Is TrustedHouseSitters Still Worth Joining in 2026?
Yes. With clear eyes about what you are joining.
The booking fee is real. Know which plan suits your sitting frequency before you pay. The support is slower than it once was. Email directly. The review system has structural flaws. Document everything and keep communication on-platform.
None of these things change the arithmetic. Caro and I have spent roughly $415 in total membership costs across three years and saved over $26,500 in accommodation. The booking fee affects that maths on the Standard plan, but not enough to make the platform unworthy. The alternatives do not offer what THS provides at global scale.
Have a specific THS experience you want to share? Drop it in the comments below. I read every one.
Caro and I have completed 20 house sits across 12 countries, driven 19,000km across Europe in our 1998 VW T4, and saved over $26,500 in accommodation costs over three years of house sitting. If you have questions about TrustedHouseSitters, send us a message on Instagram, we read every DM.

Frequently Asked Questions
What are the most common TrustedHouseSitters complaints in 2026?
The $12 per-sit booking fee introduced in December 2025, difficulty reaching a human in customer support, the five-application cap on listings, and a review system that gives sitters limited recourse against unfair reviews. All of these are legitimate issues. None change the fact that THS has more listings than any other global platform.
Is the TrustedHouseSitters booking fee worth it?
It depends on how often you sit. On Standard at $169/year, a sitter doing ten sits pays $120 in booking fees on top of membership, totalling $289. Premium at $259/year eliminates booking fees entirely, so anyone doing more than roughly eight sits per year comes out ahead on Premium. Our TrustedHouseSitters pricing guide covers the maths for each tier.
How do I reach a real person at TrustedHouseSitters?
Email support@trustedhousesitters.com directly. The chat function routes through an AI that loops without resolution, as I experienced during our Portugal sit. Direct email bypasses the automated layer and reaches the member services team. Responses take up to 24 hours but are more useful than the chatbot.
What can I do about an unfair TrustedHouseSitters review?
Respond publicly and factually through your profile. Report the review to THS with documentation. THS generally does not remove reviews unless they violate content policies. The best protection is preventative: record video of the home on arrival and departure, keep all communication through the THS messaging system, and photograph the property before you leave. That package of documentation is what you present if you ever need to dispute something.
Has TrustedHouseSitters been bought by private equity?
Yes. TrustedHouseSitters was acquired by Mayfair Equity Partners in December 2023 in a deal valued at over $100 million. This is publicly documented. The booking fee followed two years later. I have seen genuine product improvements since the acquisition alongside the fee, so my view is that the relationship between private equity ownership and platform quality is more complicated than the community complaints suggest.

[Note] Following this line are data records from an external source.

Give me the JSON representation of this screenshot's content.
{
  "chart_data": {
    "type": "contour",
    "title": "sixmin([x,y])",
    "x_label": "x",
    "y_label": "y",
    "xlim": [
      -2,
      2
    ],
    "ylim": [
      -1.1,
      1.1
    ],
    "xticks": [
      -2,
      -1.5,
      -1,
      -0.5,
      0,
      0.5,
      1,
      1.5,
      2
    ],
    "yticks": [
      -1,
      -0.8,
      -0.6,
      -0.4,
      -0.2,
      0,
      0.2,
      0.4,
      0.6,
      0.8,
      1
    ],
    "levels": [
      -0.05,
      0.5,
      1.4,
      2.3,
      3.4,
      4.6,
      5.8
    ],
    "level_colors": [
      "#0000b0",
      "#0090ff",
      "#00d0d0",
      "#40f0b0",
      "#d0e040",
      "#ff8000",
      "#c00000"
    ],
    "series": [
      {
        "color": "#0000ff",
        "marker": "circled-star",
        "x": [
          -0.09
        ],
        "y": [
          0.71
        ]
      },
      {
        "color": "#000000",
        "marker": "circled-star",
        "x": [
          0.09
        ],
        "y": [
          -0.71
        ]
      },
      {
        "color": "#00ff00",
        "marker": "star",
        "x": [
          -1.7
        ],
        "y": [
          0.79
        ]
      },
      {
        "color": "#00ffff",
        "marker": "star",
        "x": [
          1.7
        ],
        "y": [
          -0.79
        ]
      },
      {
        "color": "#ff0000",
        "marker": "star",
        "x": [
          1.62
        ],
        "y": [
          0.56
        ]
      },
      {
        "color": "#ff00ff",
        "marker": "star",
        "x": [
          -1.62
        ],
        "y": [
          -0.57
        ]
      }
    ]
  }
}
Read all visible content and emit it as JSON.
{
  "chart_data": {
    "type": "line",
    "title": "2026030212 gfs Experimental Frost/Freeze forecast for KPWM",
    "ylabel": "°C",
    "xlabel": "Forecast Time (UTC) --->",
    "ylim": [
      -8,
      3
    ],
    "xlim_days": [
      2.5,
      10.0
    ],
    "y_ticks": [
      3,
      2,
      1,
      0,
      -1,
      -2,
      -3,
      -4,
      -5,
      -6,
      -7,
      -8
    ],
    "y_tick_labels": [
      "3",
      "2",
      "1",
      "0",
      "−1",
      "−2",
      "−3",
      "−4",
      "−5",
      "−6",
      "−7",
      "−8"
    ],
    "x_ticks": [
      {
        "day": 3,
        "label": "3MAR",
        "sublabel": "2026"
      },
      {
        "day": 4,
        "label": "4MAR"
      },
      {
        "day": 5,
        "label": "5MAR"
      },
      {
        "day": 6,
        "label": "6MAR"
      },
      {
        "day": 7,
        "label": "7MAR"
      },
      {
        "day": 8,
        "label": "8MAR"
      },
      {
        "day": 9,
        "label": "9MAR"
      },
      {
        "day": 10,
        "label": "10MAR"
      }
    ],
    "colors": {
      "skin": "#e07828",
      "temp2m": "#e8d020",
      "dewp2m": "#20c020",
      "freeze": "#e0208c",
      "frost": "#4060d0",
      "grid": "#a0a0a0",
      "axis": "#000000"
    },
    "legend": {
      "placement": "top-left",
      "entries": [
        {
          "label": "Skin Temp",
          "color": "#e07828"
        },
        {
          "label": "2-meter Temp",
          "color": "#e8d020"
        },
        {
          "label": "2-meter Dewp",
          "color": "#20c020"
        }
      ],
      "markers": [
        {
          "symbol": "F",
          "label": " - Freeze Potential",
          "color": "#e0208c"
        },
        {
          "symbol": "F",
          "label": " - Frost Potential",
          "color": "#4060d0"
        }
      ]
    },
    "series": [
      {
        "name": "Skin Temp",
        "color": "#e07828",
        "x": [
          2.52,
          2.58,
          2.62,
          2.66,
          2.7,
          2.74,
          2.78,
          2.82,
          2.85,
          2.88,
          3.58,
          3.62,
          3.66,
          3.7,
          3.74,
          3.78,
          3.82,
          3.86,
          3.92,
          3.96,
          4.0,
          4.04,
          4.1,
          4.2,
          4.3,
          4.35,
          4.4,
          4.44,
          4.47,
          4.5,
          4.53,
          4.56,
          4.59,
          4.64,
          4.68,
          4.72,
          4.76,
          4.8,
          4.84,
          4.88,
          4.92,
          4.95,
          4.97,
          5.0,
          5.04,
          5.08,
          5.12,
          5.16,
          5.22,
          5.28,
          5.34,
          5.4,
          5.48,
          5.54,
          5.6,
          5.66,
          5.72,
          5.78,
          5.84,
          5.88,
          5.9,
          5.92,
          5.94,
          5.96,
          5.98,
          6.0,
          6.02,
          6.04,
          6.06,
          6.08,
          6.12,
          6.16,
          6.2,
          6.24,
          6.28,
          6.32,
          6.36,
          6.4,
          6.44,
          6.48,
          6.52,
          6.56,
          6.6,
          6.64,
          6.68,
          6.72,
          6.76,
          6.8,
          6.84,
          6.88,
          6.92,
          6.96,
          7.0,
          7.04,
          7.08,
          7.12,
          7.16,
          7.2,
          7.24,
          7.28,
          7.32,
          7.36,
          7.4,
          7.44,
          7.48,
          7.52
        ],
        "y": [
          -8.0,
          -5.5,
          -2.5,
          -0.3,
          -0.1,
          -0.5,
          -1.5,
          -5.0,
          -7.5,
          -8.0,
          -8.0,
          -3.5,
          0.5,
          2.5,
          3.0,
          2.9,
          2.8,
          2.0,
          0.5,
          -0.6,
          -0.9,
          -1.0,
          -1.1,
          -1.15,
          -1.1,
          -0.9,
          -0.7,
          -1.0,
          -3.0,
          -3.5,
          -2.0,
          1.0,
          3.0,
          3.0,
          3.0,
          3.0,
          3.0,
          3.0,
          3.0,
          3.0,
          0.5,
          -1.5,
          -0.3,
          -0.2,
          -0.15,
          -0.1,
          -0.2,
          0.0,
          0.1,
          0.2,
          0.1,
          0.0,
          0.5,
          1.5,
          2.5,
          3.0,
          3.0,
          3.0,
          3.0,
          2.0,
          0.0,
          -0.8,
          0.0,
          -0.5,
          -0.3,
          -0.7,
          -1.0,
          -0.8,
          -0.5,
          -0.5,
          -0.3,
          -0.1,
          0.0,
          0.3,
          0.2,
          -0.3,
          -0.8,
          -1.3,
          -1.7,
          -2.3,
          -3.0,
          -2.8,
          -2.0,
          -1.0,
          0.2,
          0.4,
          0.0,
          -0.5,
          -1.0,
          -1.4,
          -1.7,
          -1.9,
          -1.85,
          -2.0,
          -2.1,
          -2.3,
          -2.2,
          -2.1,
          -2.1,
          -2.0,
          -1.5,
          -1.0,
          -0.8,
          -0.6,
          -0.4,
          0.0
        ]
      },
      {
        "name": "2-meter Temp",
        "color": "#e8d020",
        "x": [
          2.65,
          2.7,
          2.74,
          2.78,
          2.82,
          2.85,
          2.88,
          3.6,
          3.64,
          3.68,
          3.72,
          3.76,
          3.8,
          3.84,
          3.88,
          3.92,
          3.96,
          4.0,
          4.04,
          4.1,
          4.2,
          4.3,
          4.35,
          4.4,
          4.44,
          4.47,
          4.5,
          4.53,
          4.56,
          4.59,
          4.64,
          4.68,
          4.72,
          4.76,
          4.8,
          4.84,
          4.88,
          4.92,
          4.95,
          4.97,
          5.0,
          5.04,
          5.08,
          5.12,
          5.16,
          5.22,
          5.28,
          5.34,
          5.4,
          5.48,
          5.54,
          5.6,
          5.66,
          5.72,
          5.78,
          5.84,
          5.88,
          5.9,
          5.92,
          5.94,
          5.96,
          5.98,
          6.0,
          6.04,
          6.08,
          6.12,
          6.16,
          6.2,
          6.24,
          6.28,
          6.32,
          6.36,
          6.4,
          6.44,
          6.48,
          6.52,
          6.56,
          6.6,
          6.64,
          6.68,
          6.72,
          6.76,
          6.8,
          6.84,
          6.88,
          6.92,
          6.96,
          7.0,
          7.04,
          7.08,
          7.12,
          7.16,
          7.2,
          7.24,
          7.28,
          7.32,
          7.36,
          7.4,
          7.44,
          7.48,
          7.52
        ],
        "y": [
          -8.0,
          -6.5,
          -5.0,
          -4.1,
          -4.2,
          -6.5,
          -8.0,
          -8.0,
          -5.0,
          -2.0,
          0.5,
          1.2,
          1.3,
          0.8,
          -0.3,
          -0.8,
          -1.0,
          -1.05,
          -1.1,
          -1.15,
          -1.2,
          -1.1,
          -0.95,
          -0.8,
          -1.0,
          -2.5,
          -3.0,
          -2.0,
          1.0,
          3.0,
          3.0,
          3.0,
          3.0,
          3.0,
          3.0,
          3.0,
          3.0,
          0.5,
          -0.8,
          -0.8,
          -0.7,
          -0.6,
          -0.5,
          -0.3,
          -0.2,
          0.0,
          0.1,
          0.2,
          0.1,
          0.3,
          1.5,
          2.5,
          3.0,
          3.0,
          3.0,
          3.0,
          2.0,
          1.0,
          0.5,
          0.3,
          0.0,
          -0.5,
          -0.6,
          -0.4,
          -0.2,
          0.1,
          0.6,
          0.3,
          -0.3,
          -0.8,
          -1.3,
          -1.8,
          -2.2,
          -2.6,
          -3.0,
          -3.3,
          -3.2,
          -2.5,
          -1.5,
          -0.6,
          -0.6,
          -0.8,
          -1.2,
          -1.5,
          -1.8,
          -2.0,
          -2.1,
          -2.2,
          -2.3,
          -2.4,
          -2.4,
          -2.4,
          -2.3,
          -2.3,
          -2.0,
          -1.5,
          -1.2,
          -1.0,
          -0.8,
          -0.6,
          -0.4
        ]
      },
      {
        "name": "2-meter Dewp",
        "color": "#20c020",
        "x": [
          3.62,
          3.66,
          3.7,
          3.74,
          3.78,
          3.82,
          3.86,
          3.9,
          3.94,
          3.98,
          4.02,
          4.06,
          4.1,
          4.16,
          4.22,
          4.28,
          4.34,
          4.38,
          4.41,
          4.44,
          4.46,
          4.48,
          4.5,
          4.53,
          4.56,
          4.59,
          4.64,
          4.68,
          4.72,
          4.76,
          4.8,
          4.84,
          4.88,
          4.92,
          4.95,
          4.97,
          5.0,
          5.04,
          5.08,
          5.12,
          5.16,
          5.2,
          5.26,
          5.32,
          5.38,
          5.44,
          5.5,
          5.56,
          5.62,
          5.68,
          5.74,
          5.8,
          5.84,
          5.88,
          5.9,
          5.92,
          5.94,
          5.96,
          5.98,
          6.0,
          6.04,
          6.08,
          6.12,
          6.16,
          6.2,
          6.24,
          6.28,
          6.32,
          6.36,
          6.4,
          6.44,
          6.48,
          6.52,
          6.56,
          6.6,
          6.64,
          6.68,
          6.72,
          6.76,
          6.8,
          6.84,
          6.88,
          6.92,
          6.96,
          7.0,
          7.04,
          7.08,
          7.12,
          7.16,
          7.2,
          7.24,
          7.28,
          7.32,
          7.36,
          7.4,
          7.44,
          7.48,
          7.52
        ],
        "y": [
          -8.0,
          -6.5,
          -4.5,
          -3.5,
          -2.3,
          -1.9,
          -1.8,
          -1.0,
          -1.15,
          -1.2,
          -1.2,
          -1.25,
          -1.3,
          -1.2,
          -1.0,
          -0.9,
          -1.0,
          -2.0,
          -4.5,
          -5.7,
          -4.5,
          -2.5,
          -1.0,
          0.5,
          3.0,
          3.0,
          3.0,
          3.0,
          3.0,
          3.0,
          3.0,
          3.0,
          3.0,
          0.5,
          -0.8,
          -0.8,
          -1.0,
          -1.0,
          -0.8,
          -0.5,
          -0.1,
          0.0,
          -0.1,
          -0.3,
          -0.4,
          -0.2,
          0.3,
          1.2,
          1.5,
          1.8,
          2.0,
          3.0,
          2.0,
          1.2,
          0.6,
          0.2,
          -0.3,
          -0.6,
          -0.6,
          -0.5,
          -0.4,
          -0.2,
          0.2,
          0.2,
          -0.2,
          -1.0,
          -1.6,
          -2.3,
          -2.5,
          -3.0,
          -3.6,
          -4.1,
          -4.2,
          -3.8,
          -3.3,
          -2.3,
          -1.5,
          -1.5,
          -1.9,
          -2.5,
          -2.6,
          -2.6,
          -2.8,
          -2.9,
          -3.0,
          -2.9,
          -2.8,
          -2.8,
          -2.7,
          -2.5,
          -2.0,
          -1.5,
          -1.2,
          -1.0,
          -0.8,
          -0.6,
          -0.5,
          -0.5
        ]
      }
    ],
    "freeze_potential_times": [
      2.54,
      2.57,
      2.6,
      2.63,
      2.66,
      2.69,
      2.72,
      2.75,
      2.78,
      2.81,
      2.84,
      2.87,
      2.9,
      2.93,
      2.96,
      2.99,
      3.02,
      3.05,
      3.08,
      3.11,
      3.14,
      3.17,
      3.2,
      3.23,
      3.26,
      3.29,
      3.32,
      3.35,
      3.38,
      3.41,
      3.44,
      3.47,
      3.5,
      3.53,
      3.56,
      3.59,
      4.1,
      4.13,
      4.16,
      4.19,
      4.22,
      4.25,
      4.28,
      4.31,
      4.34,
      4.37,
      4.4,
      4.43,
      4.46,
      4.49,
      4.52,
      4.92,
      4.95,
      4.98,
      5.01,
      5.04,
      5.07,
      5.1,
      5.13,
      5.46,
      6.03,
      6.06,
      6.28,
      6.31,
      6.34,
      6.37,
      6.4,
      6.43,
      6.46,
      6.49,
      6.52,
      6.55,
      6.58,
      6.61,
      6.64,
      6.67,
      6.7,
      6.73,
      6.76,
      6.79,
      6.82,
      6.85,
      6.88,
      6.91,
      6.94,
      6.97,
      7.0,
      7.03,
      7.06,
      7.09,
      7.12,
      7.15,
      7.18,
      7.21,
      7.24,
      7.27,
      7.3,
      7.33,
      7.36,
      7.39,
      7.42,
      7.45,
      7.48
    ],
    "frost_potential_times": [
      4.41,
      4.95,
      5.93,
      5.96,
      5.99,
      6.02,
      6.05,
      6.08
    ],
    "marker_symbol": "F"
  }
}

Is TrustedHouseSitters still worth it despite the complaints?
For international house sitting, yes. The complaints are real but the listing volume is unmatched. No other platform gives you access to 12,000-plus active sits across 140 countries from a single profile. Go in understanding the booking fee, use email for support, document your sits, and the platform continues to deliver genuine value. Our full TrustedHouseSitters review covers the complete picture.
Are there better alternatives to TrustedHouseSitters?
For specific regions, yes. For Australia, Aussie House Sitters has more Australian listings at a lower cost. For France, Nomador dominates with over 1,000 French listings. For New Zealand, Kiwi House Sitters is the dominant local platform. For global coverage, THS has no equivalent. Our TrustedHouseSitters alternatives guide covers every platform worth considering.